Melt pond evolution and glacier acceleration:
An investigation into the cause of fast glacial flow in
East Greenland

This Project is supported in part by a generous grant from the
Dan and Betty Churchill Exploration Fund

Gordon Hamilton and Leigh Stearns

June 22, 2006 to August 29 2006

Journal entries and Gallery of photos

Gordon HamiltonLeigh Strearns

Mass from the interior of the Greenland ice sheet is transported to the ocean by numerous large, fast flowing outlet glaciers. Changes in the flow configuration of these outlet glaciers modulate ice sheet mass balance and sea level. Recent estimates show that Greenland's contribution to sea level has more than doubled in the past decade.

Our project is a partnership with colleagues from Harvard University, Lamont-Doherty Earth Observatory (LDEO), the Danish National Space Center (DNSC), the Geological Survey of Denmark and Greenland (GEUS), and the Consejo Superior de Investigaciones Cientificas, Spain (CSIC) (see Helheim 2006 for details). The objective of the larger project is to characterize the behavior of glacial earthquakes beneath fast moving outlet glaciers in Greenland (Ekström et al., 2006). The seasonality and distribution of these earthquakes implies a correlation with subglacial hydrology. We hypothesize that the subglacial drainage system, which must adjust for an increases in melt water due to warming, causes glacier acceleration and small seismic events.

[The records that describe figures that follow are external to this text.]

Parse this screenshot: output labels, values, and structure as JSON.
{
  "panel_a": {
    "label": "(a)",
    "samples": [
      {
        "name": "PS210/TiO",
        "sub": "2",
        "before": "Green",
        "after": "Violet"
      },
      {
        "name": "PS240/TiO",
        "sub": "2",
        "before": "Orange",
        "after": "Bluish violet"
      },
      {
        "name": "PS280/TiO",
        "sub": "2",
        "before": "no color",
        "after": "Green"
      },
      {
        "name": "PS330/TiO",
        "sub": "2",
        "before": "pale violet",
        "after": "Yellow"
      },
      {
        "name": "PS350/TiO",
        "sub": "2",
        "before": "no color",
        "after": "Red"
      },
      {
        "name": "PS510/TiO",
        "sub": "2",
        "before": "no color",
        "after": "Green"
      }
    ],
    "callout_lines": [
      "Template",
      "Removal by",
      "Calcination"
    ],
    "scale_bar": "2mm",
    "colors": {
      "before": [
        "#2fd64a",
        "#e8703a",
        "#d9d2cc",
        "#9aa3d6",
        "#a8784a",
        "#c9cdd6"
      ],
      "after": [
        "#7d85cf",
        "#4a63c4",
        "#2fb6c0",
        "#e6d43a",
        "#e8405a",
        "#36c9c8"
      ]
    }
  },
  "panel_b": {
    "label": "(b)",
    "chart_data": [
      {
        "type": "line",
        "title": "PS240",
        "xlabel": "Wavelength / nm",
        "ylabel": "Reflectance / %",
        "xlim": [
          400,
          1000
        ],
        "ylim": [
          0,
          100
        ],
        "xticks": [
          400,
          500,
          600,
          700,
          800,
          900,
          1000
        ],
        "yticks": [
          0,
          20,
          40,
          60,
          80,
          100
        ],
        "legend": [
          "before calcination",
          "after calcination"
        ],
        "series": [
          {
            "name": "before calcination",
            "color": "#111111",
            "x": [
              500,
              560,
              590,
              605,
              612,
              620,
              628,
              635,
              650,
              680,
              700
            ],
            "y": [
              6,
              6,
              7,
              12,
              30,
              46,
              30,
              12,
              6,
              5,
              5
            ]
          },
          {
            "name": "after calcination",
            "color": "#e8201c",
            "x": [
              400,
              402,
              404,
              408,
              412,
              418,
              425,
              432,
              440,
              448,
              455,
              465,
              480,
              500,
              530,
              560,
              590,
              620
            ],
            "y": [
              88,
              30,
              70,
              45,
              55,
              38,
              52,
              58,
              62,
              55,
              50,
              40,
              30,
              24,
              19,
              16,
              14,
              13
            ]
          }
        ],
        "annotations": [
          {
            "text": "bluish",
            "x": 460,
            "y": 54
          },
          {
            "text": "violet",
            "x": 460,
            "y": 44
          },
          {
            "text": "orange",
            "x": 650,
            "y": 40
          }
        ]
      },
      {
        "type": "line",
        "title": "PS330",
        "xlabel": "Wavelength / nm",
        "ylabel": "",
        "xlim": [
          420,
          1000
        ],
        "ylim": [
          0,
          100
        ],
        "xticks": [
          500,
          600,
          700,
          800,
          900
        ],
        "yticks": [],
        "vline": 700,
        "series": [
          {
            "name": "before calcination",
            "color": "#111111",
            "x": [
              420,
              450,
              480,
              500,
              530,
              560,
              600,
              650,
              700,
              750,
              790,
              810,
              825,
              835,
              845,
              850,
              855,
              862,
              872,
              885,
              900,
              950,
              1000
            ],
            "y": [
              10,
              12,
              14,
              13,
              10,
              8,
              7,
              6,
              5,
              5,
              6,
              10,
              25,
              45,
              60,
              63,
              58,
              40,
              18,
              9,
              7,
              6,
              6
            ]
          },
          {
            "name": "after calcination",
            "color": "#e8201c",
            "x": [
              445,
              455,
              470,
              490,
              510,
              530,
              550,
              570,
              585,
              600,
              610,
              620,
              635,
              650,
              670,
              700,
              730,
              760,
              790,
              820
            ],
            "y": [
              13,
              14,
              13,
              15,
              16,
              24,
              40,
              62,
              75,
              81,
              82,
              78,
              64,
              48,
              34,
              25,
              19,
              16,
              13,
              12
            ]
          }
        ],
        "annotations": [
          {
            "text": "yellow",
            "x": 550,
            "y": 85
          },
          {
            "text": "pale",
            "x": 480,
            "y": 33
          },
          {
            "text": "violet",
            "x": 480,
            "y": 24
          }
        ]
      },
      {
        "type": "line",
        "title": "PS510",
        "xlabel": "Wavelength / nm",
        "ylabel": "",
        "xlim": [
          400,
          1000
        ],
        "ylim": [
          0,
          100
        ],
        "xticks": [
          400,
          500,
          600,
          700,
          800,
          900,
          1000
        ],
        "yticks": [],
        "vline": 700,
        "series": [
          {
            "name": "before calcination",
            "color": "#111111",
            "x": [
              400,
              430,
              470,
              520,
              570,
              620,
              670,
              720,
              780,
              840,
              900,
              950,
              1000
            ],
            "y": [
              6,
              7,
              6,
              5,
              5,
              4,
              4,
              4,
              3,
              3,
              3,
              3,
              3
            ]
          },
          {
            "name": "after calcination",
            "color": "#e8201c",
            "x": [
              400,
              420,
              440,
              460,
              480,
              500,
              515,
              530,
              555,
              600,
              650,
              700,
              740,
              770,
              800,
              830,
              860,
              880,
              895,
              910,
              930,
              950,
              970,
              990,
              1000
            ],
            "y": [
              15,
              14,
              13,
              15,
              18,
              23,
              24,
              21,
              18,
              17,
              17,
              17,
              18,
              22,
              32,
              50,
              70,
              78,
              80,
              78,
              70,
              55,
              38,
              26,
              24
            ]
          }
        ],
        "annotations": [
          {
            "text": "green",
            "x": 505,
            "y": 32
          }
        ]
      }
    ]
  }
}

Our project will be to deploy five GPS stations down-stream of a large melt pond. If time permits, we will place a sixth GPS unit up-stream of the melt pond, as a control. An automatic weather station (AWS site) will be installed on an adjacent mountain ridge. Given any flexibility in the logistics, we will position two AWS sites at two different elevations, to quantify the effect of elevation on weather observations (lapse rate).